Dalam proses penyidikan, lanjut Yodi, penyidik menemukan adanya aliran dana tidak sah yang masuk ke rekening pribadi kedua tersangka.
“Dalam konstruksi perkara yang sedang kami lakukan penyidikan, kami melihat ada aliran dana masuk yang diperoleh secara tidak sah yang mana mengalir ke rekening atau kantong pribadi dari tersangka AM maupun tersangka IR,” ujarnya.
Penyidik menjerat para tersangka dengan Pasal 12 huruf a dan/atau Pasal 12 huruf e Undang-Undang Nomor 31 Tahun 1999 tentang Pemberantasan Tindak Pidana Korupsi sebagaimana telah diubah dengan Undang-Undang Nomor 20 Tahun 2001, junto Pasal 20 Undang-Undang Nomor 1 Tahun 2025 tentang KUHP.
Sejauh ini, Kejari Sumedang telah memeriksa 63 saksi dalam perkara tersebut.
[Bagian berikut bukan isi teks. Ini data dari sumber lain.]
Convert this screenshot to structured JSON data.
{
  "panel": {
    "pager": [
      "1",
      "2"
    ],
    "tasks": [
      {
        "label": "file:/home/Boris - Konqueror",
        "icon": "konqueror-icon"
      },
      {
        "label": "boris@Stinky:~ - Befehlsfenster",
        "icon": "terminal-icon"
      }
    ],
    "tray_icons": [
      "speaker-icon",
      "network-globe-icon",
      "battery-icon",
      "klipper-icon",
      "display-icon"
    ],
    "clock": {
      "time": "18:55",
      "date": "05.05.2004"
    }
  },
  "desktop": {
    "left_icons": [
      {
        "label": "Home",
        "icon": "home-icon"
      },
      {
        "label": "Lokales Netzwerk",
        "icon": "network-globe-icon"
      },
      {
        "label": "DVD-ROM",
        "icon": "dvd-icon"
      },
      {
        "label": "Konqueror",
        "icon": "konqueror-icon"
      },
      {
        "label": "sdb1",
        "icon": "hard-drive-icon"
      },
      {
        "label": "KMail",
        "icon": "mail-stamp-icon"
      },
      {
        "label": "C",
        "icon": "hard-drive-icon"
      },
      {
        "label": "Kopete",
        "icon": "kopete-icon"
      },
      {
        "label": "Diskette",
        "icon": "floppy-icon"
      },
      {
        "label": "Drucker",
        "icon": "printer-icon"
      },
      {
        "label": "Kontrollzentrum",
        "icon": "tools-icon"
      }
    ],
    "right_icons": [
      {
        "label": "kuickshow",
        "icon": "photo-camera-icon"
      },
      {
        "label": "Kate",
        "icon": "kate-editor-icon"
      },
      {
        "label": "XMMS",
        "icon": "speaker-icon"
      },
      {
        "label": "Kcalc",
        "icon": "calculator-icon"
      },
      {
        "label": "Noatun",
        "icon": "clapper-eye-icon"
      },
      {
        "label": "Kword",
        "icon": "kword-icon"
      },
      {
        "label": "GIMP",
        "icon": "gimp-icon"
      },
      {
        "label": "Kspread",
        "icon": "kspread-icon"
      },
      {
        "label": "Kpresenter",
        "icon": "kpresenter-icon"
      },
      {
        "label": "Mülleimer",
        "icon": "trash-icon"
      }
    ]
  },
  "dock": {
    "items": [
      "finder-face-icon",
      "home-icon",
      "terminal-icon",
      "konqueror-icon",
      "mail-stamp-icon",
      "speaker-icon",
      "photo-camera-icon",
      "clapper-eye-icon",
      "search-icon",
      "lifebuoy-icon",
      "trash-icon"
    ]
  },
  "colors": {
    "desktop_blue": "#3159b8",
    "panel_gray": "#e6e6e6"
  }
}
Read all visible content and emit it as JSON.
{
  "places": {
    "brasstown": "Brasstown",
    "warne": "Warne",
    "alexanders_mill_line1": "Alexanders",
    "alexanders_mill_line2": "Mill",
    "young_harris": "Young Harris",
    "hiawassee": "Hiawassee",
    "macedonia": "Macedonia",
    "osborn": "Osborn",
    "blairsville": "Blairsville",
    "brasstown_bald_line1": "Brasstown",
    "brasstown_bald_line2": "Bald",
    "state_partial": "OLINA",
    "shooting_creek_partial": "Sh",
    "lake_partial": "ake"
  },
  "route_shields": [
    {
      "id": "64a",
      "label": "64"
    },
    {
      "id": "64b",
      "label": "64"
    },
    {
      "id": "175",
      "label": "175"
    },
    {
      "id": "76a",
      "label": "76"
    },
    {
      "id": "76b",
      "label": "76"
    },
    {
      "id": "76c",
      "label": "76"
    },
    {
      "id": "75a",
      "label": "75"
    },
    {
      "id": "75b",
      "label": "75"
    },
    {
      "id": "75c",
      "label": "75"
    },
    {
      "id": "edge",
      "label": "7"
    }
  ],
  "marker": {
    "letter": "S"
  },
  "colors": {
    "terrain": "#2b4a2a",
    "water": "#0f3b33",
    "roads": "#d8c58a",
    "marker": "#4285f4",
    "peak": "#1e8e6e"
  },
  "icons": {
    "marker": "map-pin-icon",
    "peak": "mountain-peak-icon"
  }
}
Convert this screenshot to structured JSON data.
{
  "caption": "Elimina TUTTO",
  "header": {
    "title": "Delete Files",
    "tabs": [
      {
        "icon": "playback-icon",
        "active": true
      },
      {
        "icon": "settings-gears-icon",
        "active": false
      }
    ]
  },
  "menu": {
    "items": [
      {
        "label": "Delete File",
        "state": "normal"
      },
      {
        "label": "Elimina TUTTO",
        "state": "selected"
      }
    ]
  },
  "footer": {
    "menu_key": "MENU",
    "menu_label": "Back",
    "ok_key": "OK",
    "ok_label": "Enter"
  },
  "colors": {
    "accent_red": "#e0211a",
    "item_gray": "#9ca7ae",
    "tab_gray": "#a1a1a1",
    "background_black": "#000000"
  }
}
Para saksi berasal dari berbagai latar belakang, mulai dari pengusaha hingga pejabat di lingkungan Pemerintah Kabupaten Sumedang.
“Untuk alat bukti keterangan saksi telah kami lakukan pemeriksaan sejumlah enam puluh tiga saksi hingga hari ini dan mungkin akan terus berkembang selanjutnya,” ucapnya.
Selain itu, penyidik juga telah melakukan penyitaan sejumlah barang bukti guna menguatkan keterangan saksi.
“Dan disertai dengan telah dilakukan beberapa penyitaan barang bukti untuk menguatkan dan mencari kesesuaian antara keterangan saksi dengan barang buktinya,” tambahnya.
Sementara itu, total aliran dana yang diduga diterima kedua tersangka mencapai sekitar Rp1 miliar dan dilakukan secara bertahap.
“Untuk sementara aliran dana yang telah kami temukan mengalir ke tersangka AM bersama dengan IR itu mencapai satu miliar dan dilakukan secara bertahap, tidak satu kali penerimaan,” jelasnya.
Dalam perkara ini, IR disebut berperan sebagai pihak yang mengumpulkan dana dari sejumlah pihak sebelum disetorkan kepada tersangka AM. Para pemberi dana berasal dari berbagai kalangan, termasuk pengusaha dan pejabat.
“Peran IR di sini sebagai pihak yang mengumpulkan, praktiknya dari semenjak tersangka AM menjabat dari tahun 2023 sampai 2025. Dari 63 saksi ini sebagian ada yang pengusaha, sebagian juga ada birokrat atau pejabat di Pemerintah Kabupaten Sumedang,” tuturnya.
Adapun modus yang digunakan, lanjutnya, bukan berupa cashback, melainkan adanya pemberian sekitar 10 persen di akhir proses. Kasus ini masih terus dikembangkan oleh penyidik Kejari Sumedang.